Dusty Rhodes, left, and Tully Blanchard sign autographs. — Chris Schramm, SLAM! Wrestling

While the Super Bowl was on the mind of most in Charlotte, N.C., a Hilton Hotel within the city seemed to be in a different world. Those at the Hilton seemed to be clueless that the hometown Carolina Panthers were going into the biggest sporting event of the year in the U.S., as wrestling was the only sport talked about.

Organized by former Mid-Atlantic photographer Greg Price, the convention drew fans from New York, Texas, Florida and Japan. It seemed that locals were in the minority as most seemed to travel from out-of-state.

Fans had the opportunity to purchase merchandise from vendors and also get autographs from such stars as Dusty Rhodes, Ricky Steamboat, Arn Anderson, Ole Anderson, James J. Dillon and dozens more.

Also, fans were treated to different question and answer sessions with Ole Anderson and Jim Cornette.

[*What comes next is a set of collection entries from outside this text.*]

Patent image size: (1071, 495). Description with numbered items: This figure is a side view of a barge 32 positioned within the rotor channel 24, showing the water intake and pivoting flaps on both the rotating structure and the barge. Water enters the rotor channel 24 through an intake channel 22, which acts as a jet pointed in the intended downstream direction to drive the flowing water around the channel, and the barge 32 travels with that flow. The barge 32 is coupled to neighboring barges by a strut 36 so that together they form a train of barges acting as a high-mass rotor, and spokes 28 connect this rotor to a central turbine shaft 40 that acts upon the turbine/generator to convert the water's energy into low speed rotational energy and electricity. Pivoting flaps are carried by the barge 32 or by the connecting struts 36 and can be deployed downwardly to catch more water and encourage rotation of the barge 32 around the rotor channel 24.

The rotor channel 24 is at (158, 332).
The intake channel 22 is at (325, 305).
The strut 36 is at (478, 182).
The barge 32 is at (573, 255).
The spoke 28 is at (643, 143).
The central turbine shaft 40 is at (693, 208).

Anderson, who has been promoting his new autobiography, continued to talk in the controversial manner that was started in his book during his session.

Cornette, who seems to be a staple in question and answer sessions for the last 10 years, shared road stories with Bobby Eaton, James J. Dillon and Les Thatcher, who all joined him onstage in front of 300 fans.

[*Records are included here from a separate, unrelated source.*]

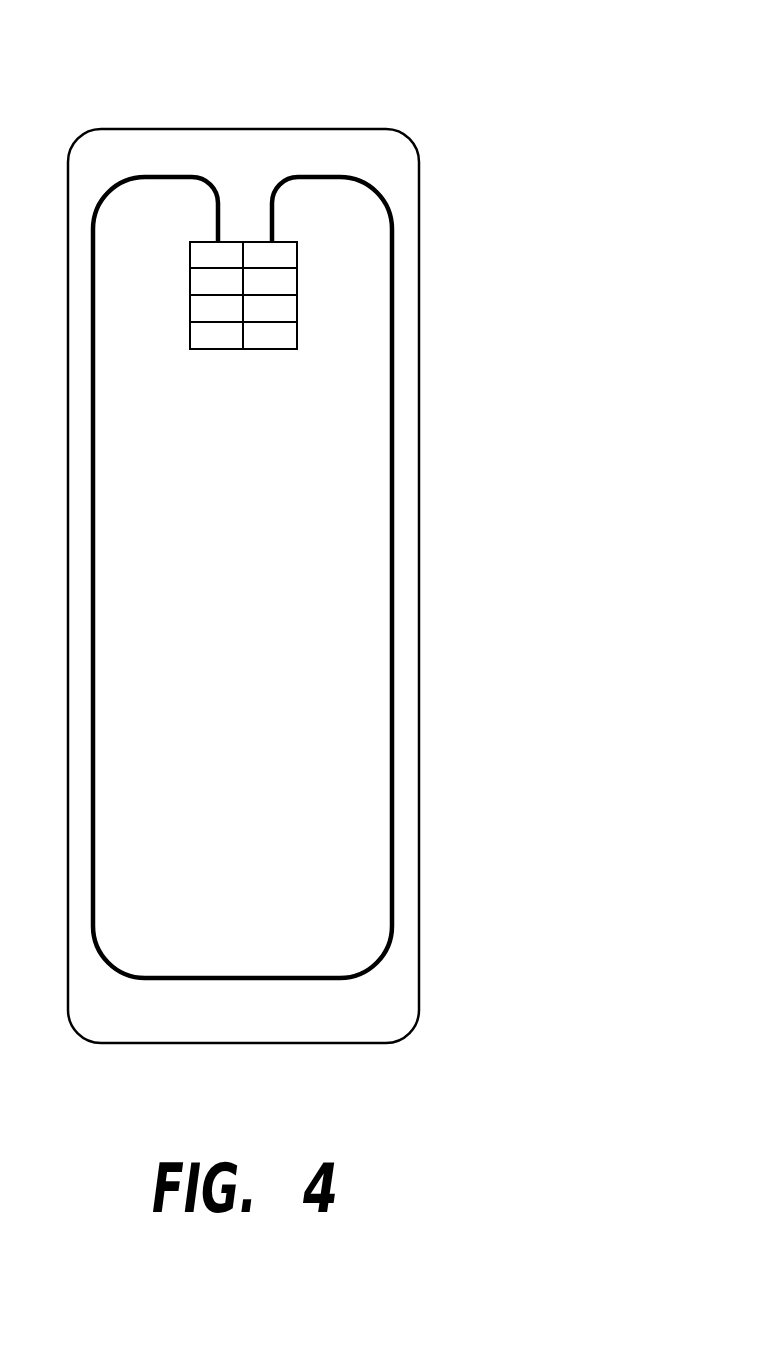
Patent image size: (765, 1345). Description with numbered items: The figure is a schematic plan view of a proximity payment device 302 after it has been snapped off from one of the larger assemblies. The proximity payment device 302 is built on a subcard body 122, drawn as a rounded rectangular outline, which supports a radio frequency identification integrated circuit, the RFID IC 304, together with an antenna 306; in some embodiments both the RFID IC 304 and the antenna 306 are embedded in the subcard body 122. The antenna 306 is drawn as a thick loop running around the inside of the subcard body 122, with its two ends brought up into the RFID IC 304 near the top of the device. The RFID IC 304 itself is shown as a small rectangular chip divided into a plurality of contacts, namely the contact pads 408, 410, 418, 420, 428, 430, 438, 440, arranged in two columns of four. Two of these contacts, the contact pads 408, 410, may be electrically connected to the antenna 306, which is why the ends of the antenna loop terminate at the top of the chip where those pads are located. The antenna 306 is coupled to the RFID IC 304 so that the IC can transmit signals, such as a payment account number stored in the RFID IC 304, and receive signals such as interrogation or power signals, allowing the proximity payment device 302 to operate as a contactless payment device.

The subcard body 122 is at (246, 157).
The proximity payment device 302 is at (472, 108).
The RFID integrated circuit 304 is at (213, 349).
The antenna 306 is at (396, 436).
The contact pad 408 is at (203, 255).
The contact pad 410 is at (287, 255).
The contact pad 418 is at (203, 282).
The contact pad 420 is at (287, 282).
The contact pad 428 is at (203, 307).
The contact pad 430 is at (287, 308).
The contact pad 438 is at (203, 335).
The contact pad 440 is at (287, 335).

Reunions seem to bring together unusual pairings. One strange pairing included Dusty Rhodes and Tully Blanchard, bloody rivals in the ring, who signed autographs side by side.

Missing from the list of wrestlers who made it big in the Mid-Atlantic area were Ric Flair, Barry Windham, Nikita Koloff, Stan Lane and Dennis Condrey.

The Mid-Atlantic area, consisting of mostly the Carolinas and Virginia, was considered one of the biggest regional promotions in wrestling for 50 years. It ended when Jim Crockett Jr., the promoter, tried to push the Mid-Atlantic promotion national in the mid 1980s.

Florida and Richmond, Va., were two areas mentioned for the next reunion. Although it looks like it won’t happen for another year, fans were already discussing the possibilities of another one.

“I’m ready,” former Mid-Atlantic enhancement worker George South said. “Where do I sign up for that?”

But fans don’t have to wait long to meet their old favorites at various reunions. Wrestlecon in Arlington, Texas, is scheduled for this coming weekend with such names as Mick Foley, Missing Link and Baby Doll scheduled. Then on March 13, Totowa, N.J., will host Fan Slam with 15 names involved in the first Wrestlemania. And the Pro Wrestling Hall of Fame is having a dinner at Ilio DiPaulo’s Restaurant outside Buffalo in March, and its induction ceremony in May.

With the recent success of a Fan Slam event in the summer, WWE’s Ultimate Ric Flair Collection DVD and the Mid-Atlantic Convention this past weekend, wrestling will undoubtedly start showing off more of the past.